No es un mito, ni una invención más o menos simbólica, ni una enfermedad psíquica. El Maligno existe y es un ser personal que se ha rebelado contra Dios. “De hecho, cuando Jesús nos dejó el Padrenuestro, quiso que termináramos pidiendo al Padre que nos libere del Malo. La expresión utilizada allí no se refiere al mal en abstracto y su traducción más precisa es ‘el Malo’. Indica un ser personal que nos acosa. Jesús nos enseñó a pedir cotidianamente esa liberación para que su poder no nos domine…Nos envenena con el odio, con la tristeza, con la envidia, con los vicios” (Papa Francisco, Exhortación Apostólica “Gaudete et exsultate”, nº 160-161, Roma -19 de marzo del año 2018-). Ciertamente que Jesucristo vencerá pero no seamos ingenuos y pensemos que el Maligno es algo del pasado y que ha sido desterrado de esta sociedad contemporanea. Sigue actuando y nada le agrada más que hacernos creer que él no existe.

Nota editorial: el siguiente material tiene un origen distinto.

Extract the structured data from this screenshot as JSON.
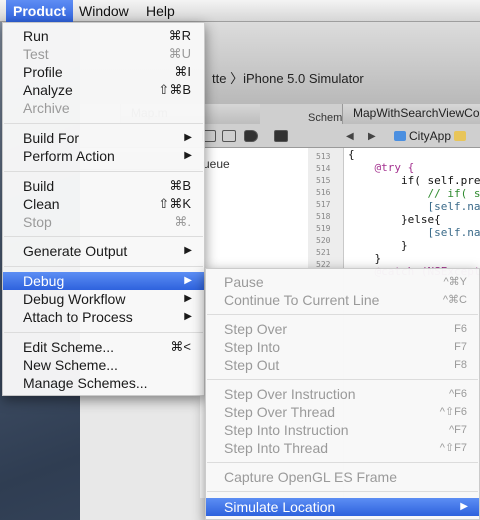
{
  "menubar": {
    "items": [
      {
        "label": "Product"
      },
      {
        "label": "Window"
      },
      {
        "label": "Help"
      }
    ]
  },
  "xcode": {
    "scheme_path": "tte 〉iPhone 5.0 Simulator",
    "scheme_tab": "Scheme",
    "file_tabs": [
      "Map.m",
      "MapWithSearchViewCor"
    ],
    "jump_crumb": "CityApp",
    "queue_label": "ueue",
    "line_numbers": [
      "513",
      "514",
      "515",
      "516",
      "517",
      "518",
      "519",
      "520",
      "521",
      "522"
    ],
    "code_lines": [
      "{",
      "    @try {",
      "        if( self.pre",
      "            // if( s",
      "            [self.na",
      "        }else{",
      "            [self.na",
      "        }",
      "    }",
      "    @catch (NSExcept"
    ]
  },
  "product_menu": {
    "title": "Product",
    "items": [
      {
        "label": "Run",
        "shortcut": "⌘R",
        "enabled": true
      },
      {
        "label": "Test",
        "shortcut": "⌘U",
        "enabled": false
      },
      {
        "label": "Profile",
        "shortcut": "⌘I",
        "enabled": true
      },
      {
        "label": "Analyze",
        "shortcut": "⇧⌘B",
        "enabled": true
      },
      {
        "label": "Archive",
        "shortcut": "",
        "enabled": false
      },
      {
        "label": "Build For",
        "submenu": true,
        "enabled": true
      },
      {
        "label": "Perform Action",
        "submenu": true,
        "enabled": true
      },
      {
        "label": "Build",
        "shortcut": "⌘B",
        "enabled": true
      },
      {
        "label": "Clean",
        "shortcut": "⇧⌘K",
        "enabled": true
      },
      {
        "label": "Stop",
        "shortcut": "⌘.",
        "enabled": false
      },
      {
        "label": "Generate Output",
        "submenu": true,
        "enabled": true
      },
      {
        "label": "Debug",
        "submenu": true,
        "enabled": true,
        "highlighted": true
      },
      {
        "label": "Debug Workflow",
        "submenu": true,
        "enabled": true
      },
      {
        "label": "Attach to Process",
        "submenu": true,
        "enabled": true
      },
      {
        "label": "Edit Scheme...",
        "shortcut": "⌘<",
        "enabled": true
      },
      {
        "label": "New Scheme...",
        "shortcut": "",
        "enabled": true
      },
      {
        "label": "Manage Schemes...",
        "shortcut": "",
        "enabled": true
      }
    ]
  },
  "debug_menu": {
    "items": [
      {
        "label": "Pause",
        "shortcut": "^⌘Y",
        "enabled": false
      },
      {
        "label": "Continue To Current Line",
        "shortcut": "^⌘C",
        "enabled": false
      },
      {
        "label": "Step Over",
        "shortcut": "F6",
        "enabled": false
      },
      {
        "label": "Step Into",
        "shortcut": "F7",
        "enabled": false
      },
      {
        "label": "Step Out",
        "shortcut": "F8",
        "enabled": false
      },
      {
        "label": "Step Over Instruction",
        "shortcut": "^F6",
        "enabled": false
      },
      {
        "label": "Step Over Thread",
        "shortcut": "^⇧F6",
        "enabled": false
      },
      {
        "label": "Step Into Instruction",
        "shortcut": "^F7",
        "enabled": false
      },
      {
        "label": "Step Into Thread",
        "shortcut": "^⇧F7",
        "enabled": false
      },
      {
        "label": "Capture OpenGL ES Frame",
        "shortcut": "",
        "enabled": false
      },
      {
        "label": "Simulate Location",
        "submenu": true,
        "enabled": true,
        "highlighted": true
      }
    ]
  },
  "colors": {
    "highlight": "#3a6ee6",
    "disabled_text": "#9a9a9a"
  }
}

La peor de las corrupciones es la espiritual y la razón nos la indica el Papa Francisco: “La corrupción espiritual es peor que la caída de un pecador, porque se trata de una ceguera cómoda y autosuficiente donde todo termina pareciendo lícito: el engaño, la calumnia, el egoísmo y tantas formas sutiles de autorreferencialidad, ya que ‘el mismo Satanás se disfraza de ángel de luz’ (2Cor 11, 14)” (Ibid, nº 165). Muchos son los engaños a los que nos puede llevar con su astucia maligna y que vienen envueltos en aparentes verdades. Por eso tanto la Biblia como las enseñanzas de la Iglesia nos recuerdan facetas y situaciones que son engañosas y a las que hemos de quitar la careta: se piensa que el pecado ya no existe y por eso todo vale según los criterios ideológicos de turno; se cree que para medrar materialmente no importa que se utilice la mentira; se acosa con vehemencia y violentamente ante las personas y se cree que esto es justicia social; se busca hacer el bien y ser feliz permitiendo la corrupción moral de la fornicación y adulterio; se defiende la vida como derecho personal y se permite matar al no-nacido…Esta corrupción espiritual deshumaniza y degenera en un humanismo inhumano.

Por eso hoy se requiere un discernimiento sereno e inteligente donde poner la medicina que cura y “afrontar las asechanzas del diablo” (Ef 6, 11). Y sigue afirmando el Papa Francisco: “Para el combate tenemos las armas poderosas que el Señor nos da: la fe que se expresa en la oración, la meditación de la Palabra de Dios, la celebración de la Misa, la adoración eucarística, la reconciliación sacramental, las obras de caridad, la vida comunitaria, el empeño misionero. Si nos descuidamos, nos seducirán fácilmente las falsas promesas del mal…” (Ibid, nº 162). Los que mejor consejos nos dan son aquellos que muestran la verdad sin miedos y con total libertad. Seamos sabios e inteligentes puesto que al final vencerá el amor, la verdad, la justicia y la misericordia siempre que hayamos sido fieles a Dios.